The tiny plane rose higher and higher into the sky. I hunched over on the floor, sandwiched between the pilot and small door. My instructor, Dennis, sat in front of me. Only the pilot had a seat. Too late to go back now.
I pressed a finger to my carotid artery. My heart pumped stronger, but no faster, than usual. I fought the urge to fiddle with the chest straps on my harness. Are these tight enough? I looked at the pack on Dennis’ back. I check my altitude bracelet. The needle danced at 9,000 feet.
Dennis turned around. He joined our harnesses so that my back touched his chest. He checked a bunch of clasps I couldn’t identify. His right hand extended over my shoulder and gave me goggles. “Are you ready to jump out of a fully functioning airplane?”

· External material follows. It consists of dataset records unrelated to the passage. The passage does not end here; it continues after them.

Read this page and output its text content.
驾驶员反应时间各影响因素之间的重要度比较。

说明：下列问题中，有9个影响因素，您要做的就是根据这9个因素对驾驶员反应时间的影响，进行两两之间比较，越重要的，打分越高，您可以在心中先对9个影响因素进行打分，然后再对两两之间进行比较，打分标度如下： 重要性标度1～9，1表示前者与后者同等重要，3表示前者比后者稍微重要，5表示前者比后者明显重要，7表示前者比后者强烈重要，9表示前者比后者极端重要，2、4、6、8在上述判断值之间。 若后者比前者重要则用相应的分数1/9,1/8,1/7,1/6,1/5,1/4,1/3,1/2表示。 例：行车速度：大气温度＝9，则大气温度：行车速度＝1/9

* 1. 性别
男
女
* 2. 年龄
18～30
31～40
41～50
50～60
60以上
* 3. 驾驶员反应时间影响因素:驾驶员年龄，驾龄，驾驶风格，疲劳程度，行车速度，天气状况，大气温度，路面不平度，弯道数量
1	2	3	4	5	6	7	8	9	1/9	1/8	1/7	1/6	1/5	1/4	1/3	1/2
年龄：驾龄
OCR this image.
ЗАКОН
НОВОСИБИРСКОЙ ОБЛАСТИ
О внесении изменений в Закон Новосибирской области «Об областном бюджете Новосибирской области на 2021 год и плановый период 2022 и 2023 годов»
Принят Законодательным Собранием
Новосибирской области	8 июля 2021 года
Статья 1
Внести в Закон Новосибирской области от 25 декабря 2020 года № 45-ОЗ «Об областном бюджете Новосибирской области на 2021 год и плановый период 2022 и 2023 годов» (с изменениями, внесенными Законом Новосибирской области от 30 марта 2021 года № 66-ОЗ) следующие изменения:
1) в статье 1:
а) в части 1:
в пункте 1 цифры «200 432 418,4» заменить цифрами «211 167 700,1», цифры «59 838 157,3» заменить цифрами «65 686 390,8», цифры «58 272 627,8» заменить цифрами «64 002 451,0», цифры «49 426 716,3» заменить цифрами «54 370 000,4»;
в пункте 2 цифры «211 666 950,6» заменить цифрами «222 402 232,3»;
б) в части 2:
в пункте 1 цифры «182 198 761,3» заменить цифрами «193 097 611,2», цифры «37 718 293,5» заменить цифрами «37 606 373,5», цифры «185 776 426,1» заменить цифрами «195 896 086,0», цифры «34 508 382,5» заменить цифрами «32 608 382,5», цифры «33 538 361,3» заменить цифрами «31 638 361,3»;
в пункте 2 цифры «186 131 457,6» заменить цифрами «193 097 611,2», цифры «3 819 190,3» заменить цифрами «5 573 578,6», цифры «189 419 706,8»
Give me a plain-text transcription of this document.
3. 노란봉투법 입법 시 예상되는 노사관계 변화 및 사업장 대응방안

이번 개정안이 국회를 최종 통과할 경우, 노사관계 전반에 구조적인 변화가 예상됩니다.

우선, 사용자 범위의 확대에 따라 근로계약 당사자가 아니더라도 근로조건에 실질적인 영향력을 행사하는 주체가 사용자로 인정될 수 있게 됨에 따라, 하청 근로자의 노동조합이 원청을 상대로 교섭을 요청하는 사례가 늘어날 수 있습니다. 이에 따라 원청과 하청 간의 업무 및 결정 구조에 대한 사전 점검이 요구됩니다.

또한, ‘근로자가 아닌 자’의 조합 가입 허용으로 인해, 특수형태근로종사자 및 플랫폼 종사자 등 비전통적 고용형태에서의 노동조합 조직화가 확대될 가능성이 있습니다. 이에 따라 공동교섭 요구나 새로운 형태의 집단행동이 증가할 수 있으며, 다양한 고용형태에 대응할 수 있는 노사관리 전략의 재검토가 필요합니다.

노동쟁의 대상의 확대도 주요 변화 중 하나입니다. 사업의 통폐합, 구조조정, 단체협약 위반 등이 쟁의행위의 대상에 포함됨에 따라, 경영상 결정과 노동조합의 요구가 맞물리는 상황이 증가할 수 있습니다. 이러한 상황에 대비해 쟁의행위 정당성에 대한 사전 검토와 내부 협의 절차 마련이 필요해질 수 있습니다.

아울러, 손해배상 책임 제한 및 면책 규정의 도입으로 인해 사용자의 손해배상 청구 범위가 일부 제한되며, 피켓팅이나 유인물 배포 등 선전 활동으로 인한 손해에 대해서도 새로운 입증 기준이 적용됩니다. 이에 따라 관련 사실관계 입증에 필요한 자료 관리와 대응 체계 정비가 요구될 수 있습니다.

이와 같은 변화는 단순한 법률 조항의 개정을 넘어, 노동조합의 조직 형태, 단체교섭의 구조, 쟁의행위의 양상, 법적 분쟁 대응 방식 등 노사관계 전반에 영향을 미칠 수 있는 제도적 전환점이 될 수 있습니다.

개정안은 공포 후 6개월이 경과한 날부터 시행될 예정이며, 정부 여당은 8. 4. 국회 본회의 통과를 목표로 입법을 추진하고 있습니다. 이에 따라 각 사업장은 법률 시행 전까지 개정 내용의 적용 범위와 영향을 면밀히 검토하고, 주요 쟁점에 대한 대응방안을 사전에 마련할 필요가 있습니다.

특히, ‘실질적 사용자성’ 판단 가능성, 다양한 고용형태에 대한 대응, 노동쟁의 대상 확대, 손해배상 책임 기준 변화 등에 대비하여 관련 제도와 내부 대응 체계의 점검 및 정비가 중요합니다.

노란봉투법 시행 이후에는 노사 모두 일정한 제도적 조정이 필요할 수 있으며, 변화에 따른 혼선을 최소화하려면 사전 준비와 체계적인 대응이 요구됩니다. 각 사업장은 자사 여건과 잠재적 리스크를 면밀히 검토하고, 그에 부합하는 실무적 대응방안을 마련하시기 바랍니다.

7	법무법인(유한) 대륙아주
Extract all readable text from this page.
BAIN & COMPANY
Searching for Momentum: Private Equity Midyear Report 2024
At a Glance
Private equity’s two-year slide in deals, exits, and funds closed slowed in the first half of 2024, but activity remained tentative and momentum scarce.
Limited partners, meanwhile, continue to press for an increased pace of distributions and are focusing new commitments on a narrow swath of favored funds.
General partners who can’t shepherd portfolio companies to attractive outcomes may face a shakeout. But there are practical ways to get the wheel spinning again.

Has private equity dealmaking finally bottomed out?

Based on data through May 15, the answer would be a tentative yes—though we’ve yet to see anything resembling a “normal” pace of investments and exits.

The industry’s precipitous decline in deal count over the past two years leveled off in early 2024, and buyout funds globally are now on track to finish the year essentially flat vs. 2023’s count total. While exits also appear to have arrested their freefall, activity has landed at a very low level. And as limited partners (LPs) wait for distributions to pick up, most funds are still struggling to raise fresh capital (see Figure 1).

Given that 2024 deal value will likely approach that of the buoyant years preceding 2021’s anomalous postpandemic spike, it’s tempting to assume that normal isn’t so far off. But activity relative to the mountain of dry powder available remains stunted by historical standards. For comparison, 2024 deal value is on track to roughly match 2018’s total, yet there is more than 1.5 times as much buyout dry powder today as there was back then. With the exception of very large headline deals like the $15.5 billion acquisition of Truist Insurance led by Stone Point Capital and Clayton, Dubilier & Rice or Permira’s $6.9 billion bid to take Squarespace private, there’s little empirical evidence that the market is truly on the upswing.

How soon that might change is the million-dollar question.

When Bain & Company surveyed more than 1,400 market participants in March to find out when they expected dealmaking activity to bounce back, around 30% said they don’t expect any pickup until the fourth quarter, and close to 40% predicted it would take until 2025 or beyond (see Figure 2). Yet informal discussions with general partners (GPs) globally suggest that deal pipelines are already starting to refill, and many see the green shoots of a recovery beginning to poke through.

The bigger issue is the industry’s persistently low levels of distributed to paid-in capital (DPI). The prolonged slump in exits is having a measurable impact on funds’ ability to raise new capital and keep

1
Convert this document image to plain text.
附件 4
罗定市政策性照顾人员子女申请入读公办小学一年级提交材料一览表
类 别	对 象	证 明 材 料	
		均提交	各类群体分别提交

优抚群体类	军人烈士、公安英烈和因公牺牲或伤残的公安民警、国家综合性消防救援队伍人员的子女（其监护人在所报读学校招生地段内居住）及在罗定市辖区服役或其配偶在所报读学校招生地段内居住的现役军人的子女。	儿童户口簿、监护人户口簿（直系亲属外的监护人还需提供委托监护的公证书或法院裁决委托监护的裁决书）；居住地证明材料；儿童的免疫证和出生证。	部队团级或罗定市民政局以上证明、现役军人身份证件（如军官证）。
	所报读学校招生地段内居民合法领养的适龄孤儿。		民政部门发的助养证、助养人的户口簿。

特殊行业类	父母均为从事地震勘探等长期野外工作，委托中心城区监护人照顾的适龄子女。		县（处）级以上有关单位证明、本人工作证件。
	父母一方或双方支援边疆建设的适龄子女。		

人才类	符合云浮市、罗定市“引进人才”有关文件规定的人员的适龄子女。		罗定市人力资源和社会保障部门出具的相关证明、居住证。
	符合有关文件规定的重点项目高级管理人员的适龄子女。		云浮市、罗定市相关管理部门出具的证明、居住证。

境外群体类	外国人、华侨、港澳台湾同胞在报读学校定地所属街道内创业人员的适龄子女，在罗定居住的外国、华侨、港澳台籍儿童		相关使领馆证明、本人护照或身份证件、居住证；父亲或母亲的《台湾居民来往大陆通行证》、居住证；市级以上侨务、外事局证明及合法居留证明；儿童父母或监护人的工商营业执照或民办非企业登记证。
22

I’m not sure if I nodded or said yes. Whatever it was, it wasn’t a ‘No’.
He twisted the handle, and the plane door popped open. At that height, there’s almost no way to conceive how fast you’re going. I remembered the instructions he gave me on the ground. He’ll put his right foot onto the step. My right foot goes outside his. Then I’ll move my left foot onto the step. He’ll pull back on my head and count into my ear. Then we’ll jump. While in freefall, I only need to let my arms and legs relax. He’ll do the rest.
I moved closer to the doorway. Something in my body railed against this. In that moment, I knew I should be afraid of falling. I laughed in my head. That’s why I’m here! And the fear was gone. I looked down and saw his right foot on the step. I guided my foot to the place it should be. Or I try. The wind was so strong that it blows my whole leg around like a flag. I don’t remember how my left foot ended up outside of the plane. Neither of them ever touched the step.
Dennis spoke and counted. Then we fell, twisted and flipped in the air. My body was not relaxed and concave. I had pulled a ‘Superman’; my legs and arms were stiffer than a sheet of plywood. I felt his ankles wrap around mine and yank them back. We steadied out. His hands gripped my biceps and cracked them into the proper position. I felt something snap on my left shoulder. My arm had come out of socket and he pushed it back in.
The rest of the flight was smooth. At 6,000 feet, I pulled my own parachute. We landed to the cheers of friends. It wasn’t like the drop on a rollercoaster, but it was definitely fun.
My right foot reminds me of when God asks something of us and we obey without commitment. On the ground, Dennis said “I have a vested interest in your safety. We’re strapped together with one parachute. I want to live. You’re going to be fine.” It put my mind at ease. I knew I didn’t really have to try very hard. Dennis would fix it. When we obey God’s original call to action but do not follow it through with the actions He requires of us, we’re bound to get hurt. It is important to put your right foot onto the step, but a lack of commitment will have you uncontrolled freefall and your endeavor will not bear fruit.